There is one other major detail from season 2's ending that I'd be able to relay to Bernard, though. In the finale, Evan Rachel Wood's Dolores—who's gone from perennial damsel in distress to the leader of a robot uprising—escapes from the Westworld theme park and makes it out into our world (albeit a futuristic vision of it), where she's free to roam and exact revenge on humanity for all of the violence and sexual assault she's been subjected to inside the park. It was an exciting story choice, one that promised to expand the sci-fi drama's scope. And that's precisely where season 3 picks up: Dolores is out among the humans, engaging in espionage and shows of brute force.

evan rachel wood dolores westworld season 3
Evan Rachel Wood's Dolores is out in the "real world" in the third season of 'Westworld.' John P. Johnson/HBO

Just going off of the four episodes that were sent to critics, the new season of Westworld doesn't bother much with the titular murder park. The saloons and sun-baked canyons of the first two seasons have been left behind; instead, co-creators Jonathan Nolan and Lisa Joy explore the streets and skyscrapers of a decades-away Los Angeles. Blade Runner is an obvious reference point, considering the sleek cars and awestruck shots of the skyline, but Westworld's L.A. isn't decaying—at least, not on the outside. When the camera glides through the cityscape, it catches some buildings with lush roof gardens and vines running up and down the facades. It's a striking sight, and the sort of world-building that tickles the viewer's curiosity.

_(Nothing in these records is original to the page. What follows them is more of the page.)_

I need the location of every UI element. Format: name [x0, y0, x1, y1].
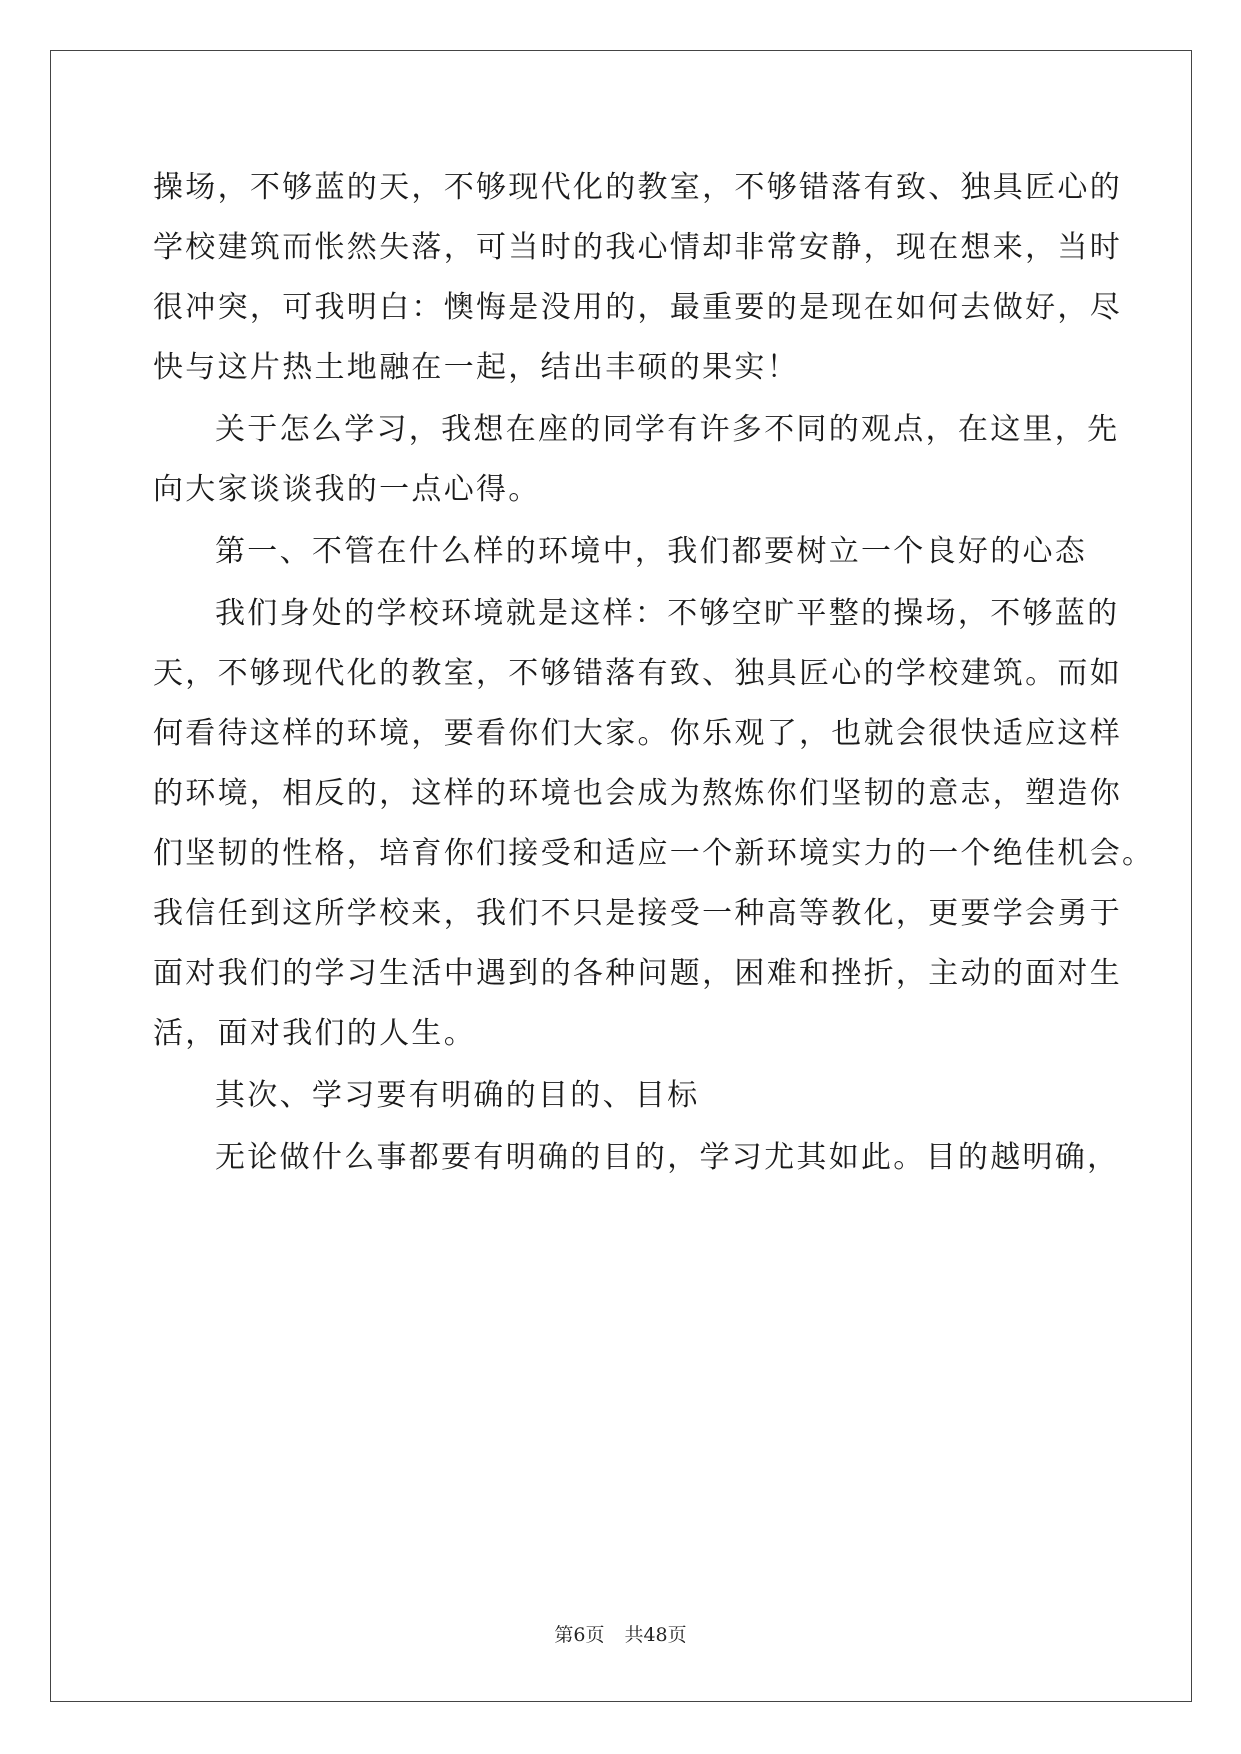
page-total: 共48页: [624, 1624, 687, 1646]
page-footer: [0, 1623, 1241, 1647]
text-line: 何看待这样的环境，要看你们大家。你乐观了，也就会很快适应这样: [153, 716, 1122, 751]
text-line: 我信任到这所学校来，我们不只是接受一种高等教化，更要学会勇于: [153, 896, 1122, 931]
text-line: 天，不够现代化的教室，不够错落有致、独具匠心的学校建筑。而如: [153, 656, 1122, 691]
section-heading: 其次、学习要有明确的目的、目标: [215, 1078, 700, 1113]
text-line: 活，面对我们的人生。: [153, 1016, 476, 1051]
text-line: 很冲突，可我明白：懊悔是没用的，最重要的是现在如何去做好，尽: [153, 290, 1122, 325]
text-line: 快与这片热土地融在一起，结出丰硕的果实！: [153, 350, 799, 385]
text-line: 操场，不够蓝的天，不够现代化的教室，不够错落有致、独具匠心的: [153, 170, 1122, 205]
section-heading: 第一、不管在什么样的环境中，我们都要树立一个良好的心态: [215, 534, 1088, 569]
page-number: 第6页: [554, 1624, 605, 1646]
text-line: 关于怎么学习，我想在座的同学有许多不同的观点，在这里，先: [215, 412, 1120, 447]
text-line: 学校建筑而怅然失落，可当时的我心情却非常安静，现在想来，当时: [153, 230, 1122, 265]
text-line: 向大家谈谈我的一点心得。: [153, 472, 541, 507]
text-line: 的环境，相反的，这样的环境也会成为熬炼你们坚韧的意志，塑造你: [153, 776, 1122, 811]
text-line: 面对我们的学习生活中遇到的各种问题，困难和挫折，主动的面对生: [153, 956, 1122, 991]
text-line: 我们身处的学校环境就是这样：不够空旷平整的操场，不够蓝的: [215, 596, 1120, 631]
text-line: 们坚韧的性格，培育你们接受和适应一个新环境实力的一个绝佳机会。: [153, 836, 1155, 871]
text-line: 无论做什么事都要有明确的目的，学习尤其如此。目的越明确，: [215, 1140, 1120, 1175]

Little flourishes like that make Westworld finally feel more open, like there really is an entire world (or "system," as Dolores might say) beyond what we've known so far. The first few episodes are filled with similar sorts of details that are more fleshed out: a criminal-focused social media app that alerts users to scores that need taking, a sex-worker auction with an Eyes Wide Shut-esque dress code (black-tie and masks for bidders, not much of anything for the people modeling on platforms) and a trusty utility droid that helps Aaron Paul's character on the construction site where he works.

Oh, right: Aaron Paul co-stars in the new season! Explaining anything about who his character is or how he fits into the story would rob the premiere of some of its power, so I'll just say that he's a welcome presence, even if the cast still feels too sprawling for its own good. Ditto for Vincent Cassel, who also joins the roster. Wood's Dolores is more or less at the center of the plot, and basically inherits the "Jane Wick" handle from Charlize Theron's Atomic Blonde hero—she makes quick work of her enemies, and swats away a guy trying to pick her up with the same kind of efficiency. Tessa Thompson's Charlotte Hale is out of sorts and Harris' Man in Black doesn't know what's going on, but, hey, Luke Hemsworth gets some new notes to play, since he's paired off with Wright's Bernard for a buddy-comedy subplot. Bernard, sadly, remains a drag.

As unwieldy as all that sounds (and feels), Nolan and Joy do a better job of drawing the battle lines this season. It's clearer who characters are aligned with and what they're after in the big picture—that's a vast improvement. But this show can't get out of its own way completely. As the episodes progress, some characters reveal that they're not who they appear to be, the college-freshmen philosophizing returns and, whadda ya know, there's a new secret "project" that everyone starts alluding to. You can practically smell the chum being thrown out for the Reddit sleuths.

Odds are, Westworld won't ever achieve the sort of profundity that its writers think they're peddling. And that can be frustrating when you're forced to watch a bunch of characters try to "Wake up, sheeple" each other over and over. But if you take it in purely as a spectacle and don't think too much about what you're watching, you won't short circuit.